While the Dungeon’s Master team enjoys some well-deserved vacation time, we’re breaking out the greatest hits and shining a spotlight on a few of our favourite articles from 2009. We’ve searched for hidden gems that our newer readers might have missed and our long-time readers will enjoy reading again. Enjoy a second look at these greatest hits from Dungeon’s Master.
I’ll admit that the title is a bit of a tease since the article isn’t really about Lego at all. It’s actually about playing in a campaign that relies on a story and characters that everyone knows and loves, as many of the Lego inspired video games do.
The more I’ve thought about this approach to gaming the more I think it would be a lot of fun. The more popular and familiar the setting, story and personalities, the more interesting it would be to adapt it into a D&D adventure.
Of course, if following this kind of established story feels too much like railroading then I suggest you take a look at our article Playing a Recognizable Archetype. Sometimes it’s fun to just take familiar characters and then let the story unfold in a completely unexpected way.
Whether you choose to try either of these approaches to D&D or you just conform to the traditional way of building characters and campaigns, you should always strive to make your campaign exciting and your characters memorable – even if they were drawn from somebody else’s imagination.
As a side note, for those who might be interested, I’ve since completed both versions of Star Wars: Lego as well as Batman: Lego. And even thought I’m a huge Batman fan, I must admit that not knowing where the story was going and who I was likely to encounter (like I did in the Star Wars games) really made it feel like something was missing. I liked Batman: Lego but not nearly as much as I did Star Wars: Lego. Never underestimate the comfort of familiarity.
From July 29, 2009, Dungeon’s Master once again presents: D&D Lego.
Just because I’ve seen Star Wars 100 times, does that mean I’m cheating when I play Star Wars Lego? The game follows the plot of each Star Wars movie with incredible accuracy. So does knowing where the game is going give me an unfair advantage? Does my familiarity with the heroes and villains ruin my experience? Not one bit. In fact I bought the games and have enjoyed playing them for EXACTLY that reason.
After playing Star Wars Lego every night for the past week I realized that this familiarity really appeals to me. It doesn’t matter that I know the story backwards and forwards. It doesn’t matter that I know which villain I’m going to face around the next corner. My love for this story and its characters is what brought me to this game and what’s kept me glued to the flat-screen for 50 hours of game play (so far). Upon making this realization my mind immediately started thinking about how to apply this epiphany to D&D.
When I’m the DM I try to come up with a campaign that’s original and interesting. I often look for influences in the popular media like TV, movies, comics and novels, but I take painstaking effort to make sure that nothing I’ve borrowed resembles its original presentation too closely. After all I don’t want the players to have an edge during the adventure just because they’ve read Batman: No Man’s Land or seen Raider of the Lost Ark.

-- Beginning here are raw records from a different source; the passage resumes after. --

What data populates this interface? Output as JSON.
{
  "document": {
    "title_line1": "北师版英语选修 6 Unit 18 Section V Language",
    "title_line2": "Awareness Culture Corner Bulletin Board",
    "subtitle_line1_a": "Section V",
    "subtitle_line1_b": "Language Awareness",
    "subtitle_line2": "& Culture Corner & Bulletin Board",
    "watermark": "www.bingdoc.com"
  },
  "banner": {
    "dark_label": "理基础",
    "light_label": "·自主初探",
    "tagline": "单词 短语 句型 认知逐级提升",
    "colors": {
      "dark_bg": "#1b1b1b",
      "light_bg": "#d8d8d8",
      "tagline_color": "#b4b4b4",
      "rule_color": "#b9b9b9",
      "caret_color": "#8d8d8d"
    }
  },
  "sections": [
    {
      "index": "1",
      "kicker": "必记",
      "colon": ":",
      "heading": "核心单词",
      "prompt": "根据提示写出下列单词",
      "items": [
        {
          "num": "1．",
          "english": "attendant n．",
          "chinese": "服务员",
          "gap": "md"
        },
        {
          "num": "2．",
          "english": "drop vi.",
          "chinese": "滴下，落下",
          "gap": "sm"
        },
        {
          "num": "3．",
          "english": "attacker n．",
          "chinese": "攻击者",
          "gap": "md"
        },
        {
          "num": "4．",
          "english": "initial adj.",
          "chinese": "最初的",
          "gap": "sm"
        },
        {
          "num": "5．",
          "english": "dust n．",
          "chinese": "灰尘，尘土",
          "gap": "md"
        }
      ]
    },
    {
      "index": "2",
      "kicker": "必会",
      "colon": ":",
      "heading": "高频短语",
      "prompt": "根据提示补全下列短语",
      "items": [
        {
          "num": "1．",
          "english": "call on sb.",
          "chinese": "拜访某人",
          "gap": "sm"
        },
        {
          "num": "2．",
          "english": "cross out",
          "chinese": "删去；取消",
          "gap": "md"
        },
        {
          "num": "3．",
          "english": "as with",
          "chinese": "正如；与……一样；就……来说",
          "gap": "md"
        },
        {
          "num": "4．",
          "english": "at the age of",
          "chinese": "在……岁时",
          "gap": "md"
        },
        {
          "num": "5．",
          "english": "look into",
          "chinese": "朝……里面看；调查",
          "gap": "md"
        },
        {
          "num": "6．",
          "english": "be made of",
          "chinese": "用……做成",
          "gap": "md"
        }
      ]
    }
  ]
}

My experience with Star Wars Lego has me questioning the value of my original methodology. If the source material I’m drawing from is good (or in the case of Star Wars, great) then why change or hide the similarities. So what if the PCs know the story? The very fact that they do know the story will help me as the DM keep things moving in the right direction.
Since the basis for the adventure will likely need to be altered a little bit to fit in a D&D style game, the PCs will probably be curious to see how I’ve re-imagined their favourite TV show or movie as a D&D adventure. Perhaps the Death Star is a fort build on the back of a gigantic flying creature. This curiosity should hold true for the villains as well. Just what class is Darth Vader? How does a light saber translate into a D&D magical item?
By letting the PCs in on the style of the game they’re more likely to make PCs who fit the mold of the heroes from the story they’re emulating. What race and class do you think best fits Luke, Leia, Lando, Han and Chewie?
So the next time you’re looking for inspiration and find it on the big screen or in a comic book, don’t worry about hiding the source of your inspiration. Hold as true to the story as possible and encourage the PCs to have fun role-playing a part of pop culture.
Have you ever tried this kind of campaign? Did the PCs known where you got your ideas from at the beginning of the campaign? How long before they caught on? Did they keep to the original story or did they try to change the ending?